# loose shifter



## pontiacracer1988 (Feb 21, 2009)

HI i have a 05 m6 i have had the car for over 2 years and then monday all of a sudden a couple days ago it feels almost as if the shifter is loose or something. its way too easy to shift now like no force neccesary to shift. i took it to the deal and after 6 hours they said everything looks fine and its just goat that have weird shifting. Has anyone else experiance anything like this? :confused


----------



## pocketmaster (Feb 26, 2010)

pontiacracer1988 said:


> HI i have a 05 m6 i have had the car for over 2 years and then monday all of a sudden a couple days ago it feels almost as if the shifter is loose or something. its way too easy to shift now like no force neccesary to shift. i took it to the deal and after 6 hours they said everything looks fine and its just goat that have weird shifting. Has anyone else experiance anything like this? :confused


As far as being too loose, not that sure of. Mine tends to change depending on my driving habits. I'll start off nice and easy and next thing I know after gettin on it, it stiffens up. I do have a new Monster clutch, and im sure this is most likely a break in process.


----------



## GTO JUDGE (May 14, 2005)

pontiacracer1988 said:


> HI i have a 05 m6 i have had the car for over 2 years and then monday all of a sudden a couple days ago it feels almost as if the shifter is loose or something. its way too easy to shift now like no force neccesary to shift. i took it to the deal and after 6 hours they said everything looks fine and its just goat that have weird shifting. Has anyone else experiance anything like this? :confused



What is their definition of weird shifting? :confused
This a stock shifter? Stock shifters have a "spongy" feeling. This is due to the shift stop being located at the top of the tranny, some have broken the shifter because of excessive force when slamming the shifter front. The shaft flexes front and snaps from this force. 

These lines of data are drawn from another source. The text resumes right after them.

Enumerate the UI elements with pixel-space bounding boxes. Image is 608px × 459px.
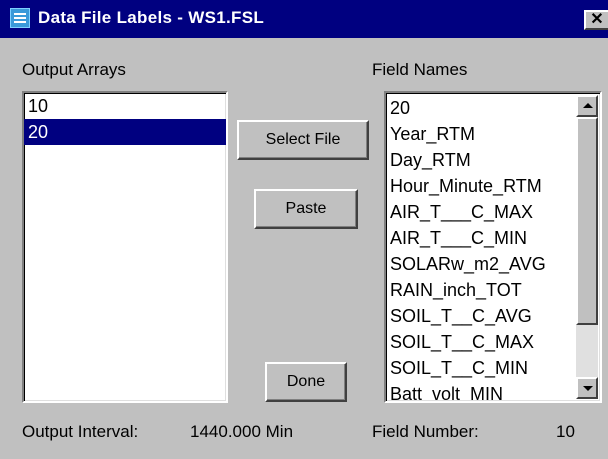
scrollbar-thumb[interactable] [576,117,598,325]
field-name-item[interactable]: Year_RTM [386,121,574,147]
done-button[interactable]: Done [265,362,347,402]
title-bar[interactable]: Data File Labels - WS1.FSL ✕ [0,0,608,38]
field-number-value: 10 [556,422,575,441]
data-file-icon [10,8,30,28]
output-interval-value: 1440.000 Min [190,422,294,441]
field-name-item[interactable]: 20 [386,95,574,121]
output-array-item-selected[interactable]: 20 [24,119,226,145]
output-array-item[interactable]: 10 [24,93,226,119]
arrow-down-icon [583,386,593,391]
paste-button[interactable]: Paste [254,189,358,229]
select-file-button[interactable]: Select File [237,120,369,160]
data-file-labels-dialog: Data File Labels - WS1.FSL ✕ Output Arra… [0,0,608,459]
output-arrays-label: Output Arrays [22,60,126,79]
field-name-item[interactable]: SOIL_T__C_MIN [386,355,574,381]
arrow-up-icon [583,103,593,108]
field-name-item[interactable]: Batt_volt_MIN [386,381,574,401]
field-name-item[interactable]: SOIL_T__C_MAX [386,329,574,355]
window-title: Data File Labels - WS1.FSL [38,8,265,27]
field-name-item[interactable]: AIR_T___C_MIN [386,225,574,251]
output-interval-label: Output Interval: [22,422,139,441]
field-name-item[interactable]: SOLARw_m2_AVG [386,251,574,277]
field-name-item[interactable]: Day_RTM [386,147,574,173]
field-names-scrollbar[interactable] [576,95,598,399]
field-name-item[interactable]: RAIN_inch_TOT [386,277,574,303]
field-names-items: 20 Year_RTM Day_RTM Hour_Minute_RTM AIR_… [386,95,574,401]
close-icon: ✕ [590,11,604,28]
field-names-label: Field Names [372,60,468,79]
scroll-up-button[interactable] [576,95,598,117]
field-name-item[interactable]: SOIL_T__C_AVG [386,303,574,329]
field-names-list[interactable]: 20 Year_RTM Day_RTM Hour_Minute_RTM AIR_… [384,91,602,403]
field-name-item[interactable]: Hour_Minute_RTM [386,173,574,199]
output-arrays-list[interactable]: 10 20 [22,91,228,403]
field-name-item[interactable]: AIR_T___C_MAX [386,199,574,225]
scroll-down-button[interactable] [576,377,598,399]
close-button[interactable]: ✕ [584,10,608,30]
field-number-label: Field Number: [372,422,479,441]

Stock shifter is tight when shifting you can feel it not quite shifting in gear smoothly like its hitting a slight obstruction. If they took this shifter assy apart then they would notice the bolts are still secured which would eliminate the next assumption a less than secure shifter is the culprit.

If all the sudden this happened, seems something internally broke or disengaged, they would not know this without opening up the tranny.

Sounds like they brushed you off making that statement, because they don't know what it is....all the sudden doesn't equate to normal "weird" shifting.


----------



## pontiacracer1988 (Feb 21, 2009)

Sorry yes its a stock shifter and the car is mostly stock except for cai and exhaust. 
"This a stock shifter? Stock shifters have a "spongy" feeling." The spongy feeling is gone. From what i have been reading on the web about manual transmissions it sounds to me like i might have to replace the Shifter Stabilizer Bushings.


----------



## 68OldGoat (Nov 23, 2009)

Why not just get a GMM RipShift and call it a day?


----------